Motorcyclists gain limited access to bus lanes in Brighton and Hove


After a great campaign by Brighton MAG,  Brighton & Hove City Council has given the go-ahead to a limited trial allowing access – for powered two-wheeled vehicles (PTWs) – to two and a half miles of Brighton and Hove bus lanes (notably a stretch of the A23 from Carden Avenue to Preston Drove, Brighton, and a section of the A259 coastal road).

MAG welcomes this news, in so much as it is clear that the study Brighton & Hove Council undertook came up with the same conclusions as found elsewhere in other UK and major European cities; in particular Stockholm & Barcelona.
To be precise, allowing PTWs into the bus lanes improves safety for the riders. As well as encouraging more people on to motorcycles and scooters, this will:

  • Address congestion by improving traffic flow and improve sustainable transport use
  • Enhance accessibility to the City centre
  • Improve air quality while lowering carbon emissions
  • Promote value for money
  • Make better use of the infrastructure and contribute to Brighton and Hove’s sustainable transport strategy.

Motorcycles and Scooters have been allowed access to bus lanes in Bristol for the past 17 years and in Reading for the past 14. Both of these locations are a similar size to Brighton and the schemes have proven to be a great success. Also, Birmingham, Bath, Hull, Plymouth, Peterborough, Colchester, Swindon, Derby, Central London (TfL Red Routes) and Bedford, to name a few, have granted motorcycle access to bus lanes, as well as embraced motorcycling into their transport policies to help reduce travel time, congestion and to meet their emissions targets.
In all of these locations, despite suggestions to the contrary, it has been demonstrated that there has been no detrimental effect to pedestrians or local bus services.

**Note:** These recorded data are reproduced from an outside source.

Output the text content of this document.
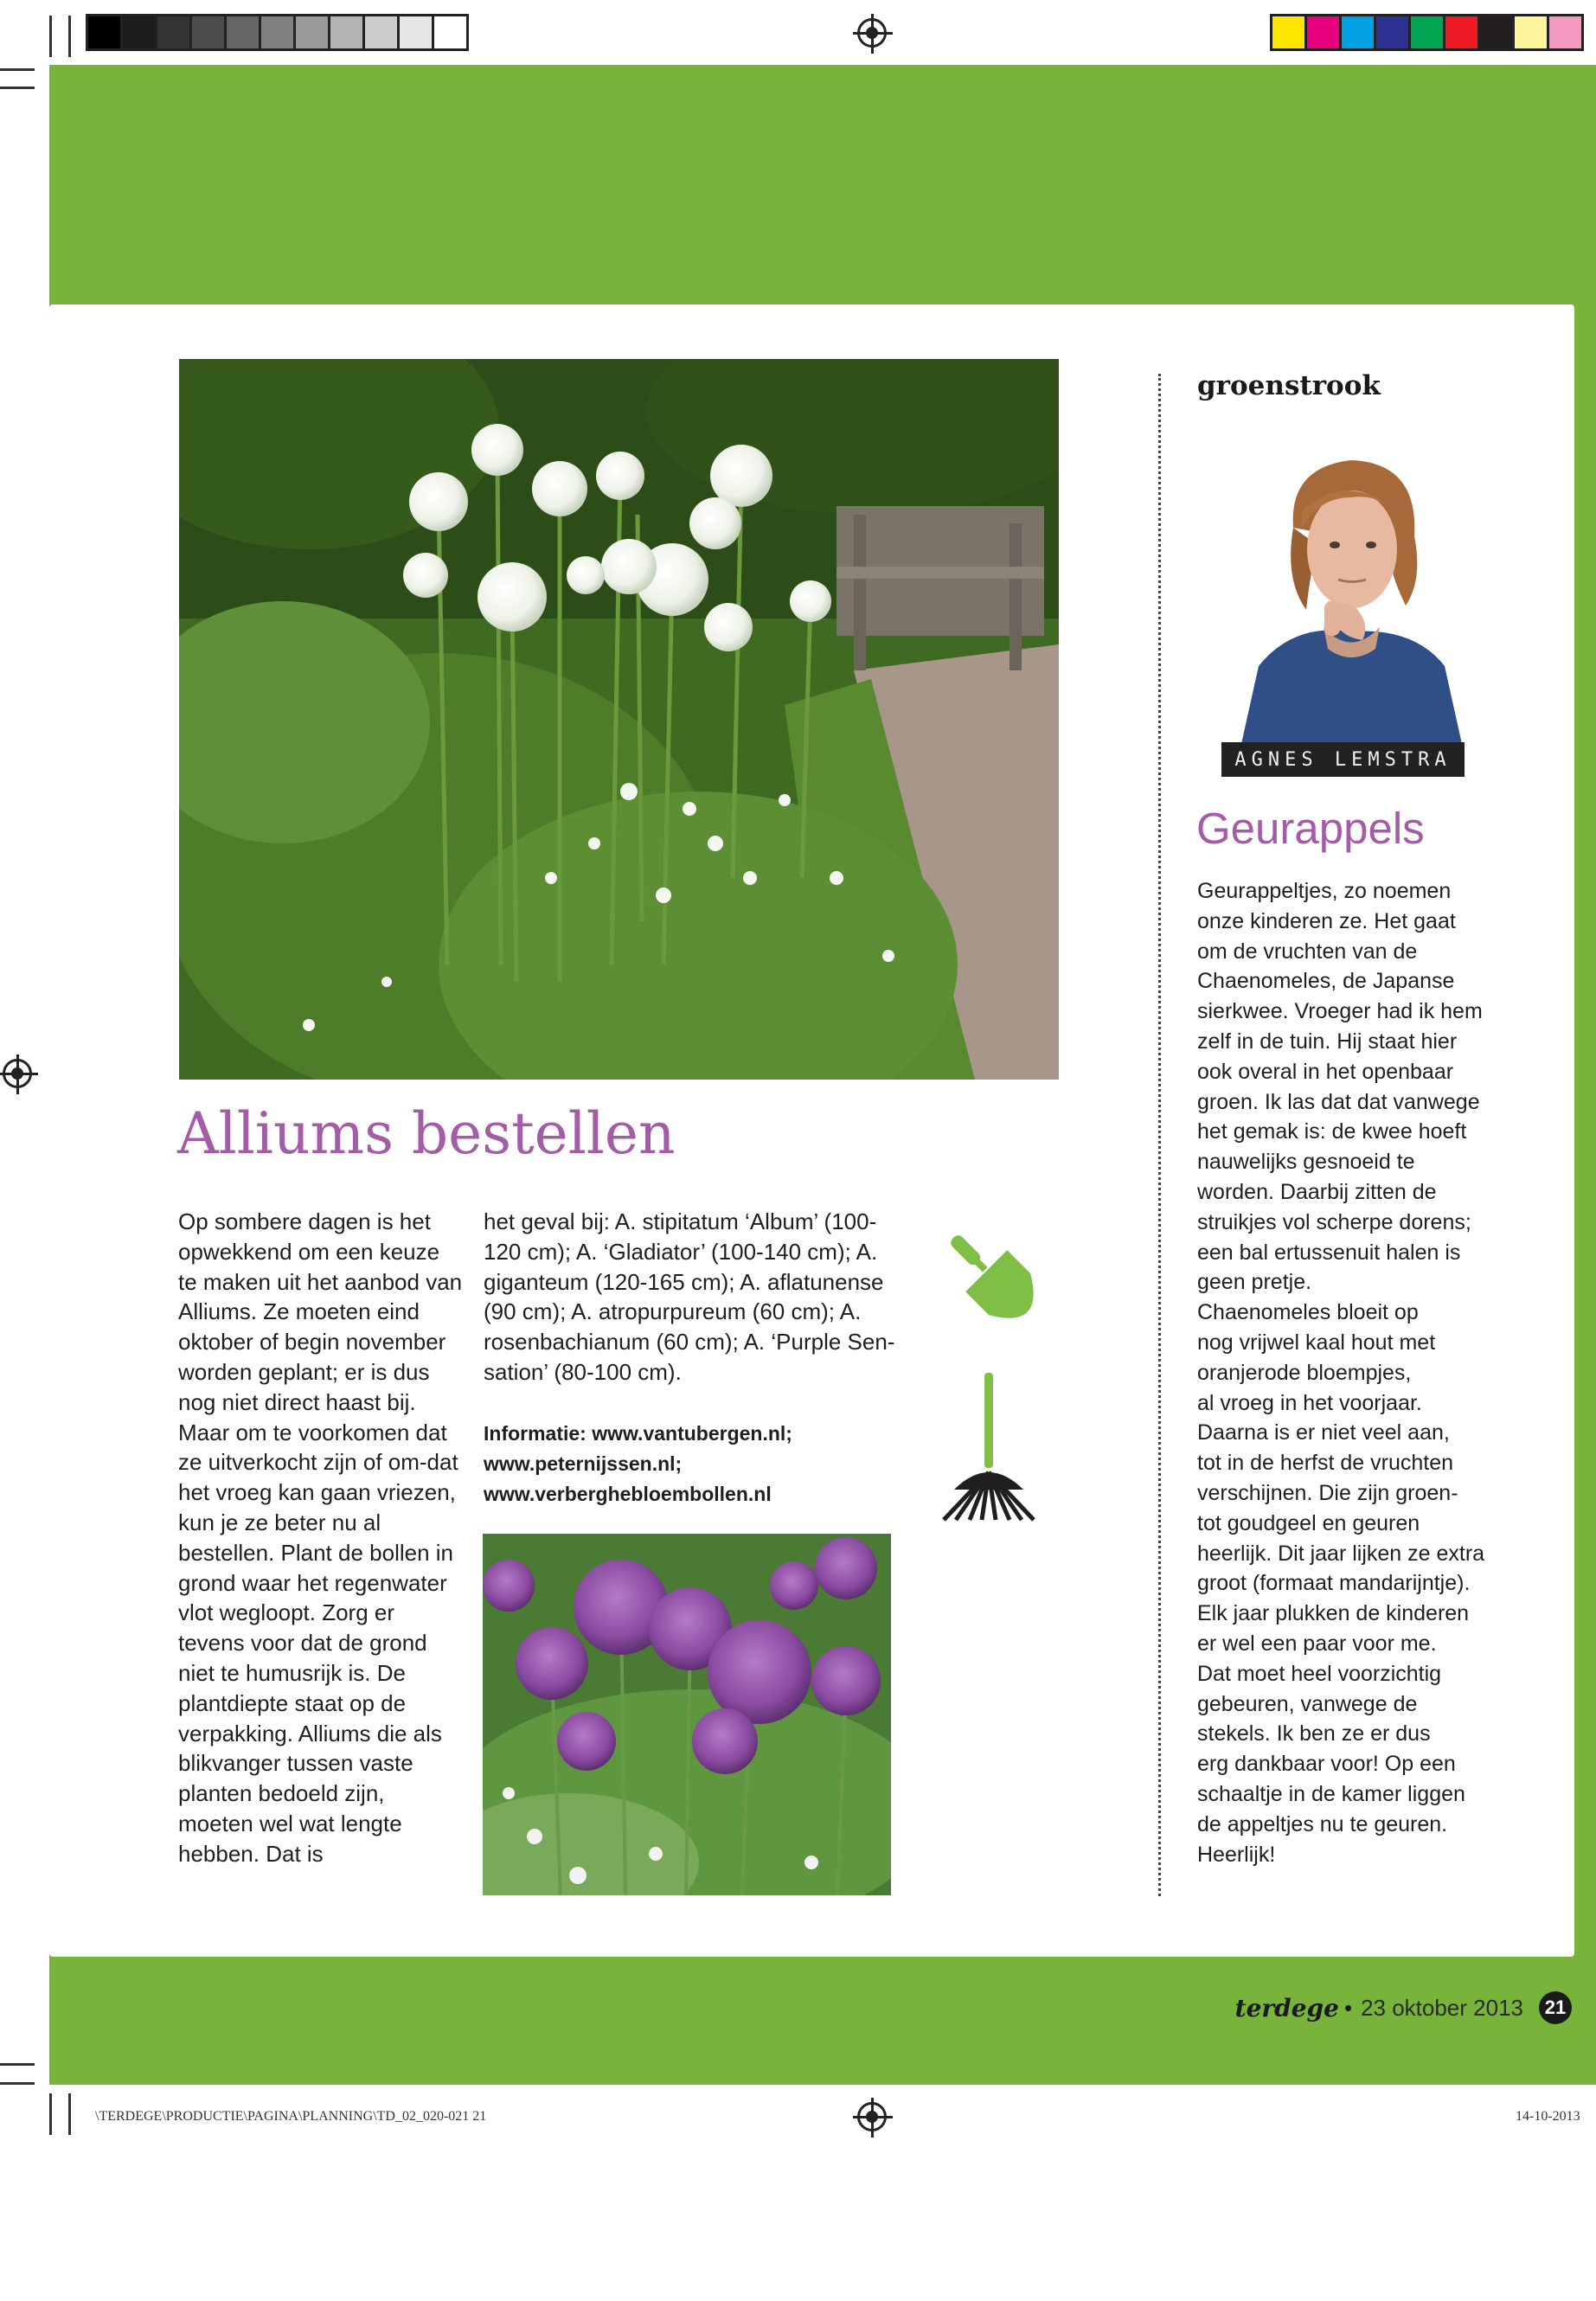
Alliums bestellen
Op sombere dagen is het opwekkend om een keuze te maken uit het aanbod van Alliums. Ze moeten eind oktober of begin november worden geplant; er is dus nog niet direct haast bij. Maar om te voorkomen dat ze uitverkocht zijn of om-dat het vroeg kan gaan vriezen, kun je ze beter nu al bestellen. Plant de bollen in grond waar het regenwater vlot wegloopt. Zorg er tevens voor dat de grond niet te humusrijk is. De plantdiepte staat op de verpakking. Alliums die als blikvanger tussen vaste planten bedoeld zijn, moeten wel wat lengte hebben. Dat is
het geval bij: A. stipitatum ‘Album’ (100-120 cm); A. ‘Gladiator’ (100-140 cm); A. giganteum (120-165 cm); A. aflatunense (90 cm); A. atropurpureum (60 cm); A. rosenbachianum (60 cm); A. ‘Purple Sen-sation’ (80-100 cm).
Informatie: www.vantubergen.nl;
www.peternijssen.nl;
www.verberghebloembollen.nl
groenstrook
AGNES LEMSTRA
Geurappels
Geurappeltjes, zo noemen
onze kinderen ze. Het gaat
om de vruchten van de
Chaenomeles, de Japanse
sierkwee. Vroeger had ik hem
zelf in de tuin. Hij staat hier
ook overal in het openbaar
groen. Ik las dat dat vanwege
het gemak is: de kwee hoeft
nauwelijks gesnoeid te
worden. Daarbij zitten de
struikjes vol scherpe dorens;
een bal ertussenuit halen is
geen pretje.
Chaenomeles bloeit op
nog vrijwel kaal hout met
oranjerode bloempjes,
al vroeg in het voorjaar.
Daarna is er niet veel aan,
tot in de herfst de vruchten
verschijnen. Die zijn groen-
tot goudgeel en geuren
heerlijk. Dit jaar lijken ze extra
groot (formaat mandarijntje).
Elk jaar plukken de kinderen
er wel een paar voor me.
Dat moet heel voorzichtig
gebeuren, vanwege de
stekels. Ik ben ze er dus
erg dankbaar voor! Op een
schaaltje in de kamer liggen
de appeltjes nu te geuren.
Heerlijk!
terdege • 23 oktober 2013	21
\TERDEGE\PRODUCTIE\PAGINA\PLANNING\TD_02_020-021 21	14-10-2013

Brighton MAG is pleased that Roger French, MD of Brighton & Hove Bus & Coach Company (on both BBC Radio Sussex and in a letter to MAG’s South East Rep, John Mitchell), has publicly supported this initiative (with one caveat – North Street in Brighton, which is already very congested with bus traffic), which reinforces the evidence that this scheme is not detrimental to local bus services.

Despite all of the positive attributes of this decision, the limited extent of the trial seems to be at odds with the Council’s own Draft Road Safety Strategy 2010-2020, in which PTWs are named as a priority vulnerable group. Brighton MAG asks why there should not be a full roll-out across the city, given that the evidence in this country, and abroad, is that allowing 2-wheelers into bus lanes reduces accidents and injury?

As such, Brighton MAG is keen to continue dialogue with the Council, to understand the reasons for their decision. However, until the Council can release the study & the corresponding data to us to review, we are unable to draw our own conclusions.